Denn mit dem Institut der notwendigen Verteidigung durch Bestellung eines Verteidigers ohne Rücksicht auf die Einkommens- und Vermögensverhältnisse des Angeklagten nach § 140 StPO sichert der Gesetzgeber das Interesse, das der Rechtsstaat an einen prozessordnungsgemäßen Strafverfahren und zu diesem Zweck nicht zuletzt an einer wirksamen Verteidigung des Beschuldigten hat.
Dagegen dient die Bewilligung von Prozesskostenhilfe vor dem Hintergrund des Sozialstaatsprinzips (Art. 20 Abs. 1 Grundgesetz (GG)) dazu, dass bedürftige Parteien aus wirtschaftlichen Gründen nicht daran gehindert werden, ihr Recht vor Gericht zu suchen.
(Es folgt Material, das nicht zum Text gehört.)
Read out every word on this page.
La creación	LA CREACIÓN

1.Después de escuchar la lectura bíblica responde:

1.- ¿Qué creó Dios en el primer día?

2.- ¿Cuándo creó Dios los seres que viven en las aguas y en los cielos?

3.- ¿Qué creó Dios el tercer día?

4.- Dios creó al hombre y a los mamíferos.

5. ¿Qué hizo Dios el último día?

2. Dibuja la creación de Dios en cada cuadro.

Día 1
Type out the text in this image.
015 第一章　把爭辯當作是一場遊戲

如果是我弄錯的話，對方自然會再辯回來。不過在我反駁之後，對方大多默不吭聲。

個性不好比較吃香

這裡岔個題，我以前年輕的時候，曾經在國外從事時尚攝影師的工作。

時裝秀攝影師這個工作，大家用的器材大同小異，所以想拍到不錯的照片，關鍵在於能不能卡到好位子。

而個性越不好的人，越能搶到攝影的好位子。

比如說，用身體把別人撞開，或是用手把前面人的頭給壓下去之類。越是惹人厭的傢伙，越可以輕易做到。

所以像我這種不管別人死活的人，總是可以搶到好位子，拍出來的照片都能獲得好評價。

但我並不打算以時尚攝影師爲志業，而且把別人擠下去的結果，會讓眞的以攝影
Für die Prozesskostenhilfebewilligung nach §§ 114 ff. ZPO und die Pflichtverteidigerbestellung nach § 140 StPO gelten daher unterschiedliche Voraussetzungen. Es gibt danach jedoch keine sachliche Rechtfertigung dafür, insbesondere auch unter Berücksichtigung des (dargestellten) Zwecks des Adhäsionsverfahrens, nämlich es dem Verletzten zu ermöglichen, seine bürgerlich-rechtlichen Ersatzansprüche nicht im gesonderten Zivil-, sondern bereits im Strafverfahren geltend machen zu können, auch die Pflichtverteidigerbestellung auf das Adhäsionsverfahren zu erstrecken.
Vielmehr würde dies zu einer ungerechtfertigten Besserstellung des Angeklagten, der einen Pflichtverteidiger hat, gegenüber demjenigen führen, der im Zivilprozess in Anspruch genommen wird und dem dort, weil die Voraussetzungen für die Bewilligung von Prozesskostenhilfe nicht vorliegen, ein Rechtsanwalt auf Staatskosten nicht beigeordnet werden würde.